Memristive devices changing their conductance in response to electrical pulses are promising candidates to act as energy- and space-efficient hardware representation for the brain axons in neuromorphic circuits. They are non-volatile memory retainers without power consumption. Computing-in-memory systems are highly energy efficient and can be used both as coprocessors for digital processors and as standalone systems. They work well for large neural networks, but are not optimal for small ones, and generally impose certain restrictions on the network architecture.
Neuromorphic Analog Signal Processing (NASP) is another remarkable type of neuromorphic technology utilizing analog processing and mimicking human sensory systems. In the human perception of sensory stimuli there are so-called Markov blanket states of the peripheral cortex (the human retina and ear), which are always on and transfer information to the brain hemispheres for classification.
Blanket states are formed after birth and in early childhood, and do not change during a human’s life; they have a fixed neuron connection structure. The output coming from those blanket states in AI terminology is called ”embeddings”. Embeddings are representations containing densely packed information about sensory input formed by a neural network or biological nervous system. In AI, embeddings are formed in hidden layers of a neural network and contain the most significant information about input data. NASP extracts embeddings from raw sensor data and sends only them for further classification and interpretation.
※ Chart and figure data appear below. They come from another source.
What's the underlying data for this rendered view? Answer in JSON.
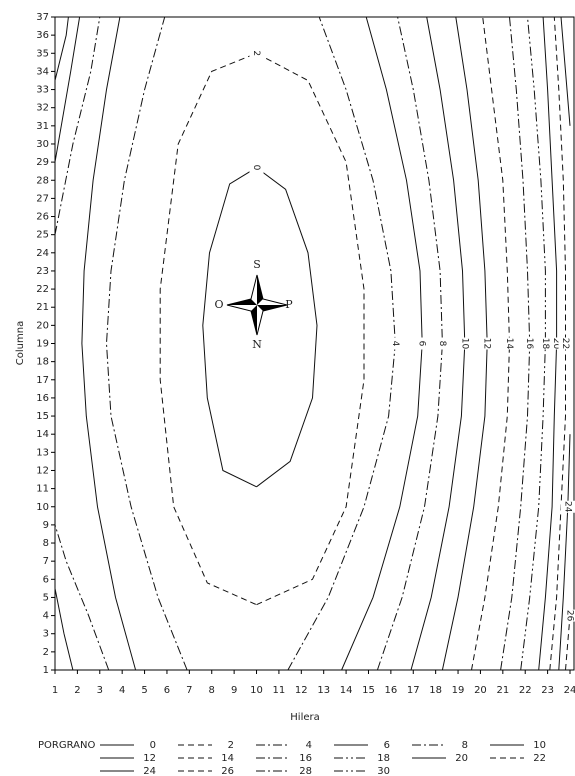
{
  "chart_data": {
    "type": "contour",
    "x_label": "Hilera",
    "y_label": "Columna",
    "legend_title": "PORGRANO",
    "xlim": [
      1,
      24
    ],
    "ylim": [
      1,
      37
    ],
    "xticks": [
      1,
      2,
      3,
      4,
      5,
      6,
      7,
      8,
      9,
      10,
      11,
      12,
      13,
      14,
      15,
      16,
      17,
      18,
      19,
      20,
      21,
      22,
      23,
      24
    ],
    "yticks": [
      1,
      2,
      3,
      4,
      5,
      6,
      7,
      8,
      9,
      10,
      11,
      12,
      13,
      14,
      15,
      16,
      17,
      18,
      19,
      20,
      21,
      22,
      23,
      24,
      25,
      26,
      27,
      28,
      29,
      30,
      31,
      32,
      33,
      34,
      35,
      36,
      37
    ],
    "compass": {
      "top": "S",
      "left": "O",
      "right": "P",
      "bottom": "N"
    },
    "contours": [
      {
        "level": "0",
        "style": "solid",
        "x": [
          10,
          11.5,
          12.5,
          12.7,
          12.3,
          11.3,
          10,
          8.8,
          7.9,
          7.6,
          7.8,
          8.5,
          10
        ],
        "y": [
          11.1,
          12.5,
          16,
          20,
          24,
          27.5,
          28.7,
          27.8,
          24,
          20,
          16,
          12,
          11.1
        ]
      },
      {
        "level": "2",
        "style": "dash",
        "x": [
          10,
          12.5,
          14,
          14.8,
          14.8,
          14,
          12.3,
          10,
          8,
          6.5,
          5.7,
          5.7,
          6.3,
          7.8,
          10
        ],
        "y": [
          4.6,
          6,
          10,
          17,
          22,
          29,
          33.5,
          35,
          34,
          30,
          22,
          17,
          10,
          5.8,
          4.6
        ]
      },
      {
        "level": "4",
        "style": "dashdot",
        "x": [
          11.4,
          13.2,
          14.8,
          15.9,
          16.2,
          16.0,
          15.2,
          14.0,
          12.8,
          null,
          6.9,
          5.6,
          4.4,
          3.5,
          3.3,
          3.5,
          4.1,
          5.0,
          5.9
        ],
        "y": [
          1,
          5,
          10,
          15,
          19,
          23,
          28,
          33,
          37,
          null,
          1,
          5,
          10,
          15,
          19,
          23,
          28,
          33,
          37
        ]
      },
      {
        "level": "6",
        "style": "solid",
        "x": [
          13.8,
          15.2,
          16.4,
          17.2,
          17.4,
          17.3,
          16.7,
          15.8,
          14.9,
          null,
          4.6,
          3.7,
          2.9,
          2.4,
          2.2,
          2.3,
          2.7,
          3.3,
          3.9
        ],
        "y": [
          1,
          5,
          10,
          15,
          19,
          23,
          28,
          33,
          37,
          null,
          1,
          5,
          10,
          15,
          19,
          23,
          28,
          33,
          37
        ]
      },
      {
        "level": "8",
        "style": "dashdot",
        "x": [
          15.4,
          16.5,
          17.5,
          18.1,
          18.3,
          18.2,
          17.7,
          17.0,
          16.3,
          null,
          3.4,
          2.5,
          1.5,
          1,
          null,
          1,
          1.8,
          2.6,
          3
        ],
        "y": [
          1,
          5,
          10,
          15,
          19,
          23,
          28,
          33,
          37,
          null,
          1,
          4,
          7,
          9,
          null,
          25,
          30,
          34,
          37
        ]
      },
      {
        "level": "10",
        "style": "solid",
        "x": [
          16.9,
          17.8,
          18.6,
          19.15,
          19.3,
          19.2,
          18.8,
          18.2,
          17.6,
          null,
          1.8,
          1.4,
          1,
          null,
          1,
          1.7,
          2.1
        ],
        "y": [
          1,
          5,
          10,
          15,
          19,
          23,
          28,
          33,
          37,
          null,
          1,
          3,
          5.5,
          null,
          29,
          34,
          37
        ]
      },
      {
        "level": "12",
        "style": "solid",
        "x": [
          18.3,
          19.0,
          19.7,
          20.2,
          20.3,
          20.2,
          19.9,
          19.4,
          18.9,
          null,
          1,
          1.5,
          1.6
        ],
        "y": [
          1,
          5,
          10,
          15,
          19,
          23,
          28,
          33,
          37,
          null,
          33.5,
          36,
          37
        ]
      },
      {
        "level": "14",
        "style": "dash",
        "x": [
          19.6,
          20.2,
          20.8,
          21.2,
          21.3,
          21.2,
          21.0,
          20.5,
          20.1
        ],
        "y": [
          1,
          5,
          10,
          15,
          19,
          23,
          28,
          33,
          37
        ]
      },
      {
        "level": "16",
        "style": "dashdot",
        "x": [
          20.9,
          21.4,
          21.8,
          22.1,
          22.2,
          22.1,
          21.9,
          21.6,
          21.3
        ],
        "y": [
          1,
          5,
          10,
          15,
          19,
          23,
          28,
          33,
          37
        ]
      },
      {
        "level": "18",
        "style": "dashdotdot",
        "x": [
          21.8,
          22.2,
          22.6,
          22.8,
          22.9,
          22.9,
          22.7,
          22.4,
          22.1
        ],
        "y": [
          1,
          5,
          10,
          15,
          19,
          23,
          28,
          33,
          37
        ]
      },
      {
        "level": "20",
        "style": "solid",
        "x": [
          22.6,
          22.9,
          23.2,
          23.3,
          23.4,
          23.4,
          23.2,
          23.0,
          22.8
        ],
        "y": [
          1,
          5,
          10,
          15,
          19,
          23,
          28,
          33,
          37
        ]
      },
      {
        "level": "22",
        "style": "dash",
        "x": [
          23.1,
          23.4,
          23.6,
          23.8,
          23.8,
          23.8,
          23.7,
          23.5,
          23.3
        ],
        "y": [
          1,
          5,
          10,
          15,
          19,
          23,
          28,
          33,
          37
        ]
      },
      {
        "level": "24",
        "style": "solid",
        "x": [
          23.5,
          23.7,
          23.9,
          24,
          null,
          24,
          23.8,
          23.6
        ],
        "y": [
          1,
          5,
          10,
          14,
          null,
          31,
          34,
          37
        ]
      },
      {
        "level": "26",
        "style": "dash",
        "x": [
          23.8,
          24
        ],
        "y": [
          1,
          4
        ]
      },
      {
        "level": "28",
        "style": "dashdot",
        "x": [],
        "y": []
      },
      {
        "level": "30",
        "style": "dashdotdot",
        "x": [],
        "y": []
      }
    ]
  }
}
NASP hardware contains artificial neurons (nodes performing computations) and axons/synapses (connections with weights between the nodes) implemented using circuitry elements; neurons are implemented using operational amplifiers and connections using thin-film resistors built on top of the analog CMOS circuitry in BEOL. These components comprise NASP fixed neural cores, kind of blanket states, trained to recognize application-specific signal patterns.
NASP design embodies the approach of a sparse neural network, with only the necessary connections between neurons required for inference. The solution reduces the number of neural connections significantly and efficiently. In contrast to in-memory designs, where each neuron is connected to each neighbouring neuron, the NASP approach simplifies the chip layout, saves area, power, design effort and post-silicon cost. This is embodied in analog hardware using the NASP Compiler that transforms any neural network into VLSI design with only necessary neuron connections.
NASP technology has great advantages for implementation of neural networks with one-dimensional input and is optimal for the operation of moderately large networks. For such applications as sensor signal pre-processing and pattern recognition, NASP outperforms SNN and in-memory systems in both power efficiency and time per inference.